Telling Our Stories

October 31, 2019, Department, by Gina Mullins-Cohen

Gina Mullins Cohen 410

Recently, I was present as praise was given to one of my colleagues, Rich Dolesh, for earning the American Academy for Park and Recreation Administration’s Pugsley Award. As I listened, Rich modestly replied that he was just doing what he loves and how others would have done the same. The thing is, others didn’t do the same, and his contributions are surely something to be honored. Despite this truth, this is a message we often hear from (and is likely believed by) those we know who do extraordinary things. And, I suspect that many of us respond this way when praised for our own achievements. When we talk about our professional or personal accomplishments, we tend to speak about them softly.

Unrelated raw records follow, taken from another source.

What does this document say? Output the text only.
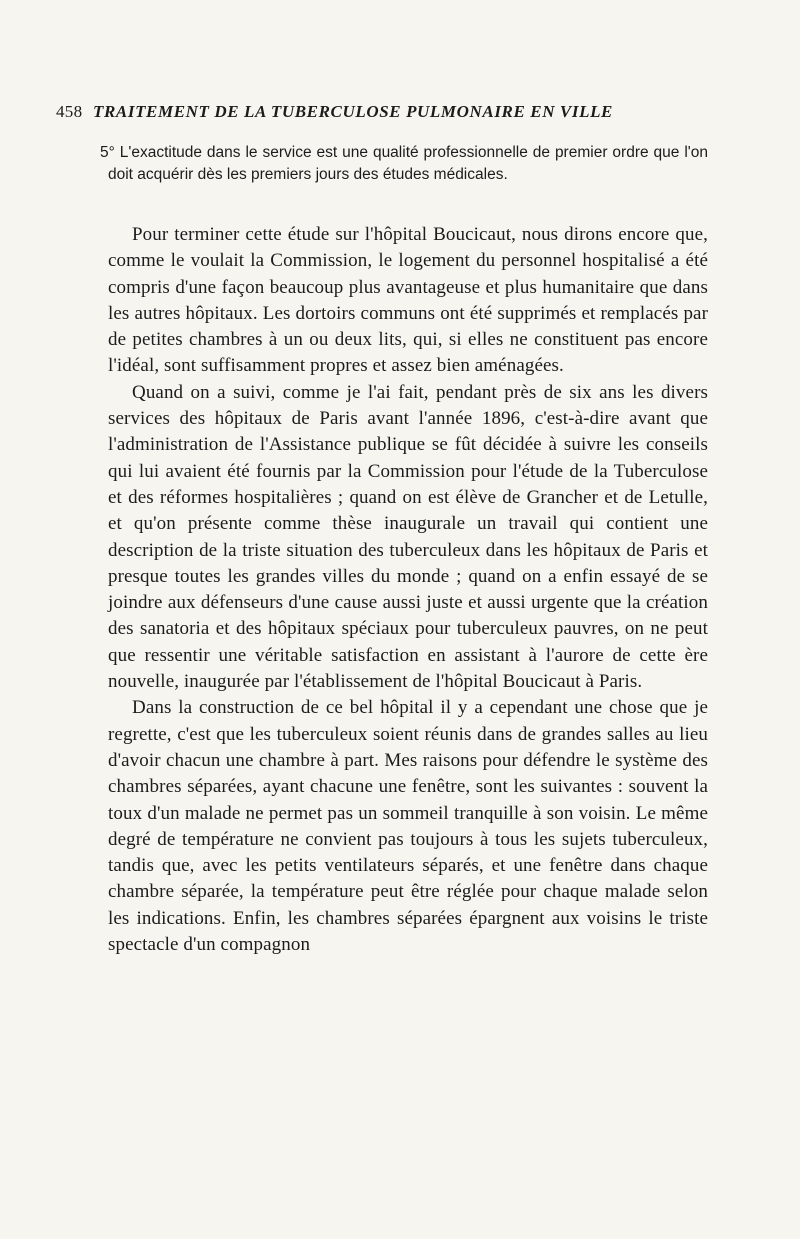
458 TRAITEMENT DE LA TUBERCULOSE PULMONAIRE EN VILLE
5° L'exactitude dans le service est une qualité professionnelle de premier ordre que l'on doit acquérir dès les premiers jours des études médicales.

Pour terminer cette étude sur l'hôpital Boucicaut, nous dirons encore que, comme le voulait la Commission, le logement du personnel hospitalisé a été compris d'une façon beaucoup plus avantageuse et plus humanitaire que dans les autres hôpitaux. Les dortoirs communs ont été supprimés et remplacés par de petites chambres à un ou deux lits, qui, si elles ne constituent pas encore l'idéal, sont suffisamment propres et assez bien aménagées.

Quand on a suivi, comme je l'ai fait, pendant près de six ans les divers services des hôpitaux de Paris avant l'année 1896, c'est-à-dire avant que l'administration de l'Assistance publique se fût décidée à suivre les conseils qui lui avaient été fournis par la Commission pour l'étude de la Tuberculose et des réformes hospitalières ; quand on est élève de Grancher et de Letulle, et qu'on présente comme thèse inaugurale un travail qui contient une description de la triste situation des tuberculeux dans les hôpitaux de Paris et presque toutes les grandes villes du monde ; quand on a enfin essayé de se joindre aux défenseurs d'une cause aussi juste et aussi urgente que la création des sanatoria et des hôpitaux spéciaux pour tuberculeux pauvres, on ne peut que ressentir une véritable satisfaction en assistant à l'aurore de cette ère nouvelle, inaugurée par l'établissement de l'hôpital Boucicaut à Paris.

Dans la construction de ce bel hôpital il y a cependant une chose que je regrette, c'est que les tuberculeux soient réunis dans de grandes salles au lieu d'avoir chacun une chambre à part. Mes raisons pour défendre le système des chambres séparées, ayant chacune une fenêtre, sont les suivantes : souvent la toux d'un malade ne permet pas un sommeil tranquille à son voisin. Le même degré de température ne convient pas toujours à tous les sujets tuberculeux, tandis que, avec les petits ventilateurs séparés, et une fenêtre dans chaque chambre séparée, la température peut être réglée pour chaque malade selon les indications. Enfin, les chambres séparées épargnent aux voisins le triste spectacle d'un compagnon
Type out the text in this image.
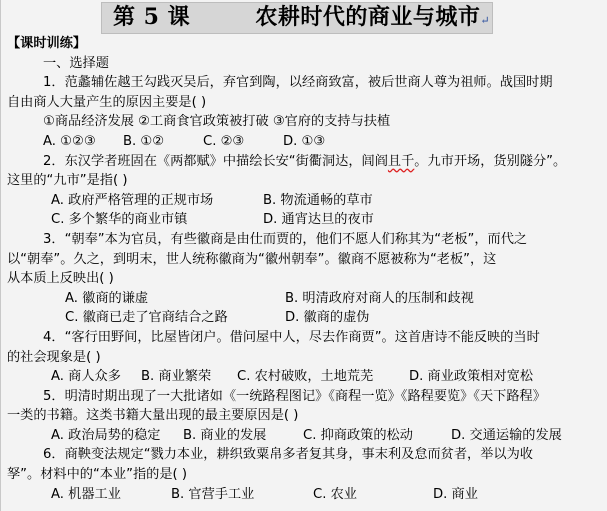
第 5 课        农耕时代的商业与城市↵
【课时训练】
一、选择题
1．范蠡辅佐越王勾践灭吴后，弃官到陶，以经商致富，被后世商人尊为祖师。战国时期
自由商人大量产生的原因主要是( )
①商品经济发展 ②工商食官政策被打破 ③官府的支持与扶植
A. ①②③ B. ①②	C. ②③	D. ①③
2．东汉学者班固在《两都赋》中描绘长安“街衢洞达，闾阎且千。九市开场，货别隧分”。
这里的“九市”是指( )
A. 政府严格管理的正规市场	B. 物流通畅的草市
C. 多个繁华的商业市镇	D. 通宵达旦的夜市
3．“朝奉”本为官员，有些徽商是由仕而贾的，他们不愿人们称其为“老板”，而代之
以“朝奉”。久之，到明末，世人统称徽商为“徽州朝奉”。徽商不愿被称为“老板”，这
从本质上反映出( )
A. 徽商的谦虚	B. 明清政府对商人的压制和歧视
C. 徽商已走了官商结合之路	D. 徽商的虚伪
4．“客行田野间，比屋皆闭户。借问屋中人，尽去作商贾”。这首唐诗不能反映的当时
的社会现象是( )
A. 商人众多 B. 商业繁荣 C. 农村破败，土地荒芜	D. 商业政策相对宽松
5．明清时期出现了一大批诸如《一统路程图记》《商程一览》《路程要览》《天下路程》
一类的书籍。这类书籍大量出现的最主要原因是( )
A. 政治局势的稳定 B. 商业的发展	C. 抑商政策的松动	D. 交通运输的发展
6．商鞅变法规定“戮力本业，耕织致粟帛多者复其身，事末利及怠而贫者，举以为收
孥”。材料中的“本业”指的是( )
A. 机器工业	B. 官营手工业	C. 农业	D. 商业
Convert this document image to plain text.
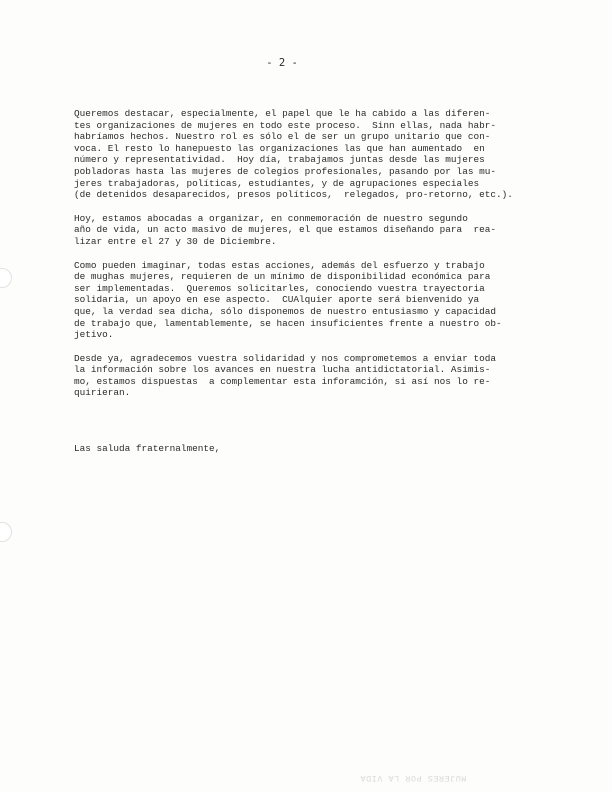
- 2 -
Queremos destacar, especialmente, el papel que le ha cabido a las diferen-
tes organizaciones de mujeres en todo este proceso.  Sinn ellas, nada habr-
habríamos hechos. Nuestro rol es sólo el de ser un grupo unitario que con-
voca. El resto lo hanepuesto las organizaciones las que han aumentado  en
número y representatividad.  Hoy día, trabajamos juntas desde las mujeres
pobladoras hasta las mujeres de colegios profesionales, pasando por las mu-
jeres trabajadoras, políticas, estudiantes, y de agrupaciones especiales
(de detenidos desaparecidos, presos políticos,  relegados, pro-retorno, etc.).
Hoy, estamos abocadas a organizar, en conmemoración de nuestro segundo
año de vida, un acto masivo de mujeres, el que estamos diseñando para  rea-
lizar entre el 27 y 30 de Diciembre.
Como pueden imaginar, todas estas acciones, además del esfuerzo y trabajo
de mughas mujeres, requieren de un mínimo de disponibilidad económica para
ser implementadas.  Queremos solicitarles, conociendo vuestra trayectoria
solidaria, un apoyo en ese aspecto.  CUAlquier aporte será bienvenido ya
que, la verdad sea dicha, sólo disponemos de nuestro entusiasmo y capacidad
de trabajo que, lamentablemente, se hacen insuficientes frente a nuestro ob-
jetivo.
Desde ya, agradecemos vuestra solidaridad y nos comprometemos a enviar toda
la información sobre los avances en nuestra lucha antidictatorial. Asimis-
mo, estamos dispuestas  a complementar esta inforamción, si así nos lo re-
quirieran.
Las saluda fraternalmente,
MUJERES POR LA VIDA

This year, the 2019 NRPA Annual Conference was all about speaking up to tell our stories and recognizing the ways in which park and recreation professionals and advocates go above and beyond to create a better world through building strong, healthy communities, where all people can live, but also thrive. As I listened to our speakers, exhibitors and attendees, it became apparent to me that a larger narrative was being told — one of the many park and recreation impacts the people in the industry are making every day.

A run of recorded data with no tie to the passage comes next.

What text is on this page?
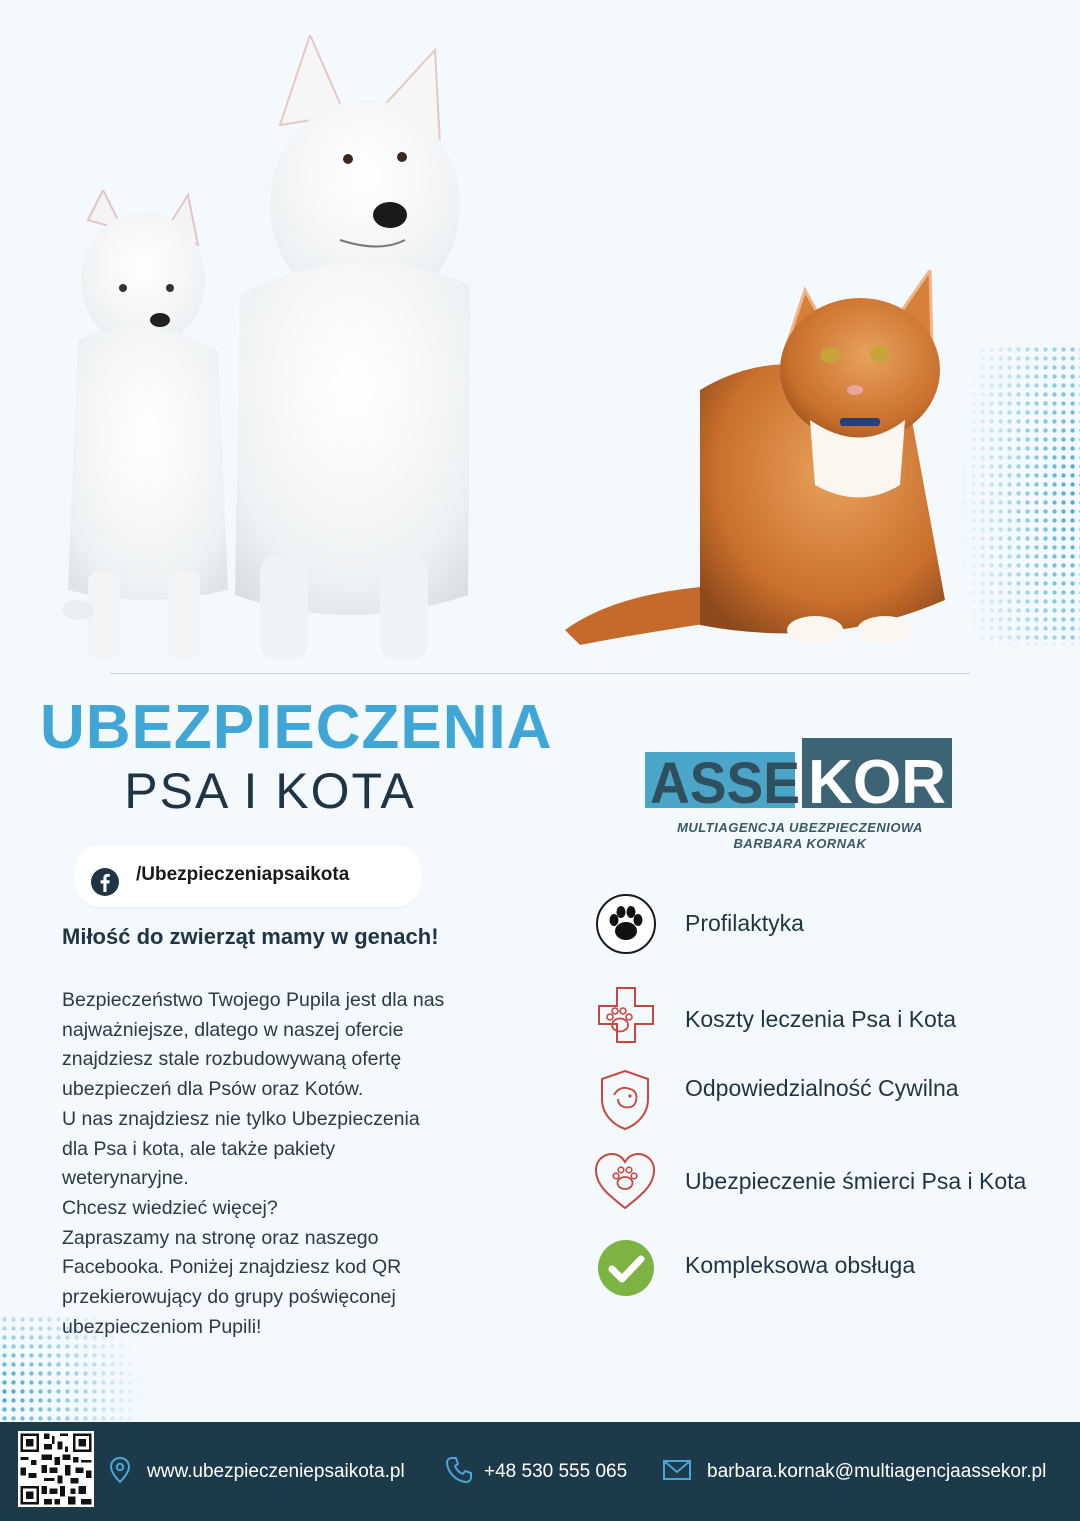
UBEZPIECZENIA
PSA I KOTA	ASSE KOR
MULTIAGENCJA UBEZPIECZENIOWA
BARBARA KORNAK
/Ubezpieczeniapsaikota
Miłość do zwierząt mamy w genach!

Bezpieczeństwo Twojego Pupila jest dla nas

najważniejsze, dlatego w naszej ofercie

znajdziesz stale rozbudowywaną ofertę

ubezpieczeń dla Psów oraz Kotów.

U nas znajdziesz nie tylko Ubezpieczenia

dla Psa i kota, ale także pakiety

weterynaryjne.

Chcesz wiedzieć więcej?

Zapraszamy na stronę oraz naszego

Facebooka. Poniżej znajdziesz kod QR

przekierowujący do grupy poświęconej

ubezpieczeniom Pupili!

Profilaktyka
Koszty leczenia Psa i Kota
Odpowiedzialność Cywilna
Ubezpieczenie śmierci Psa i Kota
Kompleksowa obsługa
www.ubezpieczeniepsaikota.pl	+48 530 555 065	barbara.kornak@multiagencjaassekor.pl
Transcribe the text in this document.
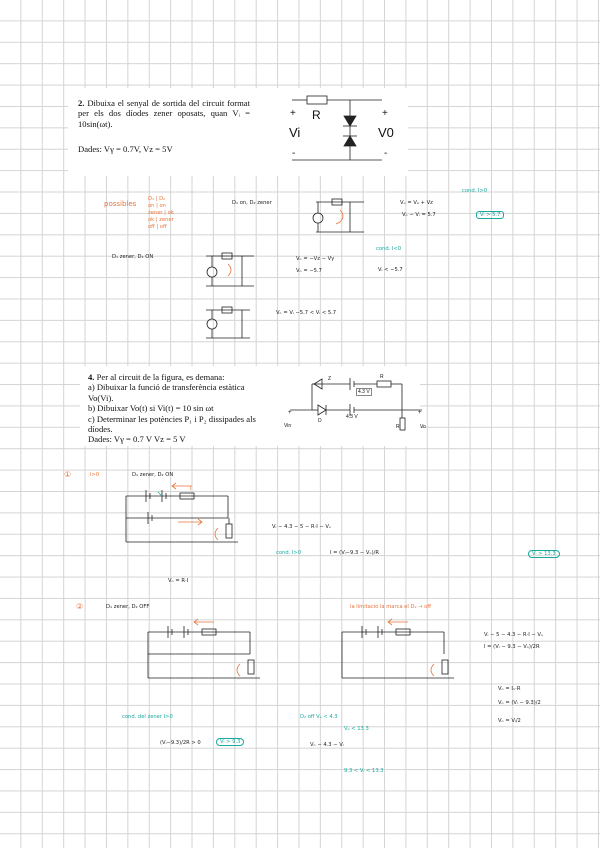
2. Dibuixa el senyal de sortida del circuit format per els dos díodes zener oposats, quan Vᵢ = 10sin(ωt).
Dades: Vγ = 0.7V, Vz = 5V
+ R
Vi
-
+
V0
-
possibles
D₁ | D₂
on | on
zener | ok
ok | zener
off | off
D₁ on, D₂ zener	Vₒ = Vₐ + Vz
cond. I>0
Vₒ − Vᵢ = 5.7	Vᵢ > 5.7
D₁ zener, D₂ ON	Vₒ = −Vz − Vγ
cond. I<0
Vₒ = −5.7	Vᵢ < −5.7
Vₒ = Vᵢ −5.7 < Vᵢ < 5.7
4. Per al circuit de la figura, es demana:
a) Dibuixar la funció de transferència estàtica Vo(Vi).
b) Dibuixar Vo(t) si Vi(t) = 10 sin ωt
c) Determinar les potències P₁ i P₂ dissipades als díodes.
Dades: Vγ = 0.7 V Vz = 5 V
Z	R
4.3 V
4.3 V
D
+
Vin	R
+
Vo
①	I>0	D₁ zener, D₂ ON
I
Vᵢ − 4.3 − 5 − R·I − Vₒ
cond. I>0	I = (Vᵢ−9.3 − Vₒ)/R	Vᵢ > 13.3
Vₒ = R·I
②	D₁ zener, D₂ OFF	la limitació la marca el D₂ → off
Vᵢ − 5 − 4.3 − R·I − Vₒ
I = (Vᵢ − 9.3 − Vₒ)/2R
Vₒ = Iₓ·R
Vₒ = (Vᵢ − 9.3)/2
Vₒ = Vᵢ/2
cond. del zener I>0
(Vᵢ−9.3)/2R > 0	Vᵢ > 9.3
D₂ off Vₐ < 4.3
Vₐ < 13.3
Vₒ − 4.3 − Vᵢ
9.3 < Vᵢ < 13.3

In our conference wrap-up features beginning on page 32, we reflect on the events of the 2019 NRPA Annual Conference, where attendees came together to discuss the challenges faced, innovations tested and lives changed by their agencies and their work. In Baltimore, we honored those who have worked passionately to make a difference in their communities and learned from the unique challenges and perspectives of others.

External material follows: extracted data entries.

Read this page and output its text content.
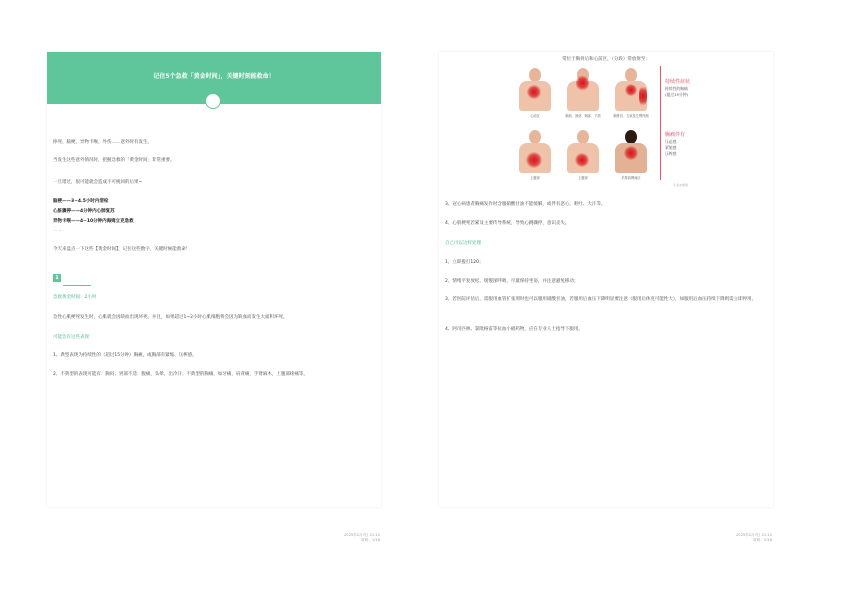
记住5个急救「黄金时间」，关键时刻能救命！
摔死、脑梗、异物卡喉、外伤……意外时有发生。
当发生这些意外情况时，把握急救的「黄金时间」非常重要。
一旦错过，很可能就会造成不可挽回的后果~
脑梗——3~4.5小时内溶栓
心脏骤停——4分钟内心肺复苏
异物卡喉——4~10分钟内海姆立克急救
……
今天来盘点一下这些【黄金时间】，记住这些数字，关键时候能救命！
1
急救黄金时间：2小时
急性心肌梗死发生时，心肌就会因缺血出现坏死，并且，如果超过1~2小时心肌细胞将会因为缺血而发生大面积坏死。
可能会有这些表现：
1、典型表现为持续性的（超过15分钟）胸痛，或胸部有紧缩、压榨感。
2、不典型的表现可能有：胸闷；胃部不适：腹痛，头晕，出冷汗；不典型的胸痛，如牙痛，肩背痛，手臂麻木，上腹部疼痛等。
常位于胸骨后和心前区，（分段）常放射至：
心前区	胸前、颈部、咽部、下颌	胸骨后、左肩及左臂内侧
上腹部	上腹部	后背肩胛间区
持续性症状
持续性的胸痛
(超过15分钟)
胸痛伴有
压迫感
紧缩感
压榨感
头条@健康
3、冠心病患者胸痛发作时含服硝酸甘油不能缓解，或伴有恶心、呕吐、大汗等。
4、心肌梗死若累及主要传导系统，导致心跳骤停，意识丧失。
自己可以这样处理：
1、立即拨打120；
2、情绪平复放松，缓慢深呼吸，尽量保持坐姿，并注意避免移动；
3、若医院评估后，需服用血管扩张剂时也可以服用硝酸甘油，若服用后血压下降明显要注意（服用后休克可能性大），如服用后血压持续下降则需立即停用。
4、阿司匹林、氯吡格雷等抗血小板药物，应在专业人士指导下服用。
2025年2月7日 21:12
页码：1/18
2025年2月7日 21:12
页码：2/18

The feature story on page 40, titled “How Parks and Recreation Can Support Mental Health Initiatives,” by Barbara Heller and Molly Young outlines some of the ways those in this field can play a role in helping individuals struggling with mental health challenges. “When we talk about mental health, we really need to start with those around us,” they say. “What [we] didn’t know is that our story is just like others…Talking about and sharing our experiences are what lead to understanding, a healthy future and removing the stigma forever!”

Talking about the important things you do as park and recreation professionals doesn’t have to be difficult. The simple act of telling your stories — about the good work that you do, the people you encounter and the inspiration or challenges you see taking place in your community — fosters connection and relays a larger narrative of a profession of those in public service, dedicated to making a difference — and succeeding.

Gina Mullins-Cohen is the Vice President of Marketing, Communications and Publishing and Editorial Director of Parks & Recreation magazine.